Macro snail. Holga 120 CFN with macro filter and Fomapan Creative 200 film
Macro snail. Holga 120 CFN with macro filter and Fomapan Creative 200 film

The Holga is a sturdy brick of cast plastic. It doesn’t do interchangeable lenses, you’re stuck with the plastic lens it came with. That lens is beautiful, so why look for anything else? But every now and then it would be nice to get a bit closer with the Holga. A beautiful flower in close-up, a distant mountain a bit nearer. For these situations there are accessories for sale.

In my collection I have a set of close-up filters, a few macro filters, and a telephoto lens. Thus, my Holga is fit for all situations. In theory, that is. Those filters and lens are nice to play with, but it takes a lot of practice to actually get good pictures.

The telelens, for example, brings the image 1.5 times closer. The thing consists of a plastic case with dito lens that slides over the Holga´s lens. Make sure the camera is in the infinity (mountain) setting. A side effect of the telelens is extreme circular vignetting. It does have a certain something, but you should keep in mind that not everything you see through the viewfinder will be in the actual photo. More than ususally, make sure that the subject you want in focus is in the middle of the image.

The close-up and macro filters give a strong vignetting as well, but less than the telelens. They are much flatter filters, that you put on the front the lens (again with the camera on infinity). I am most fond of the close-up variations, which allows you to make photos at 50 cm, 25 cm and 12 cm, distance. Especially when using the smaller distances you should not depend too much on the viewfinder, because the lens is of course a few centimeters lower.

The macro filters allow a distance to your subject of 6 or 3 cm. In theory, these make for great extreme close-ups, but there are a few points of concern.

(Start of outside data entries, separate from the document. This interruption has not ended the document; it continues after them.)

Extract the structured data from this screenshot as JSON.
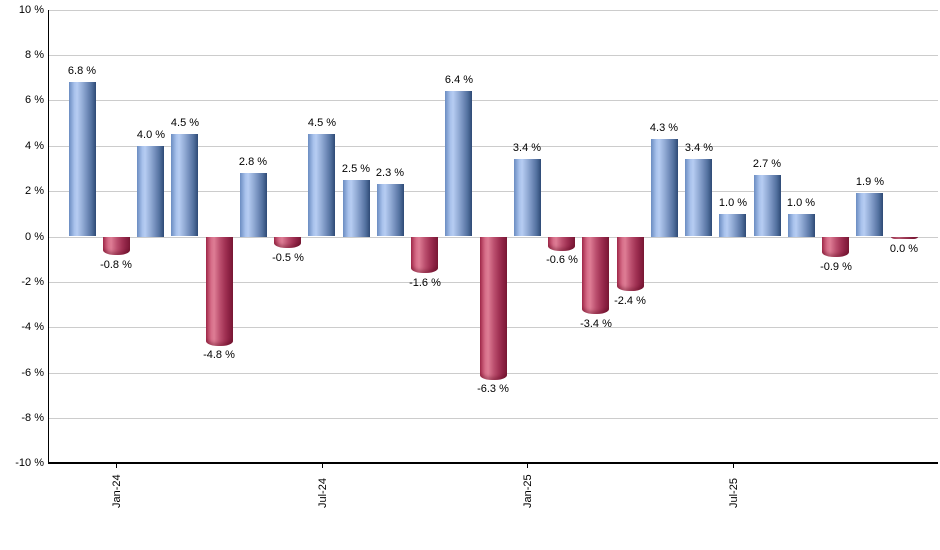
{
  "chart_data": {
    "type": "bar",
    "title": "",
    "grid": true,
    "legend": "none",
    "y_axis": {
      "min": -10,
      "max": 10,
      "step": 2,
      "unit": "%",
      "tick_labels": [
        "10 %",
        "8 %",
        "6 %",
        "4 %",
        "2 %",
        "0 %",
        "-2 %",
        "-4 %",
        "-6 %",
        "-8 %",
        "-10 %"
      ]
    },
    "x_axis": {
      "tick_labels": [
        "Jan-24",
        "Jul-24",
        "Jan-25",
        "Jul-25"
      ],
      "tick_bar_indices": [
        1,
        7,
        13,
        19
      ]
    },
    "values": [
      6.8,
      -0.8,
      4.0,
      4.5,
      -4.8,
      2.8,
      -0.5,
      4.5,
      2.5,
      2.3,
      -1.6,
      6.4,
      -6.3,
      3.4,
      -0.6,
      -3.4,
      -2.4,
      4.3,
      3.4,
      1.0,
      2.7,
      1.0,
      -0.9,
      1.9,
      0.0
    ],
    "value_labels": [
      "6.8 %",
      "-0.8 %",
      "4.0 %",
      "4.5 %",
      "-4.8 %",
      "2.8 %",
      "-0.5 %",
      "4.5 %",
      "2.5 %",
      "2.3 %",
      "-1.6 %",
      "6.4 %",
      "-6.3 %",
      "3.4 %",
      "-0.6 %",
      "-3.4 %",
      "-2.4 %",
      "4.3 %",
      "3.4 %",
      "1.0 %",
      "2.7 %",
      "1.0 %",
      "-0.9 %",
      "1.9 %",
      "0.0 %"
    ],
    "colors": {
      "positive_bar": "#7b9cd1",
      "negative_bar": "#b43a5c",
      "gridline": "#cccccc",
      "axis": "#000000",
      "label_text": "#000000"
    }
  }
}
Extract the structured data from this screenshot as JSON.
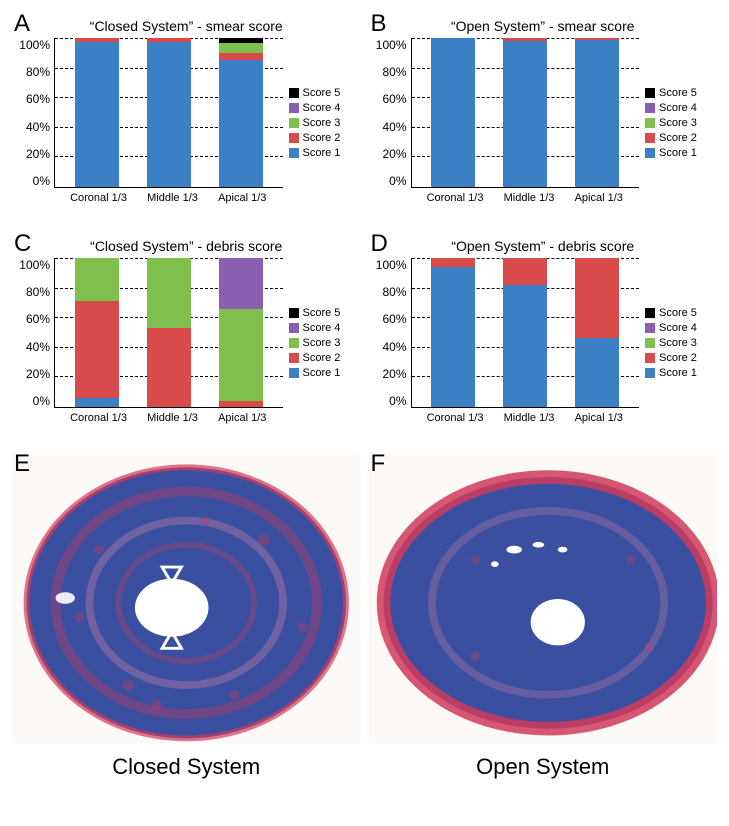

For example, at this distance – even more than when using the close-up filters – the viewfinder is completely useless. You will just have to look over the top of your camera and aim the lens at your subject. This takes some practice, and I have several pictures with just a bit of subject matter at the bottom of the picture to prove it.

Also, if you are this close to your subject, mind that it is not too dark. You can quickly block the light with your camera. You allready have an extra layer of plastic in front of the lens blocking light, so be sure to have enough iso, an extra lamp, or use the flash.

It is important for all filters to use the correct focus distance, because the depth of field is narrow. A measuring tape or ruler will probably come in handy. Or choose a subject with enough depth so that there is always something in focus.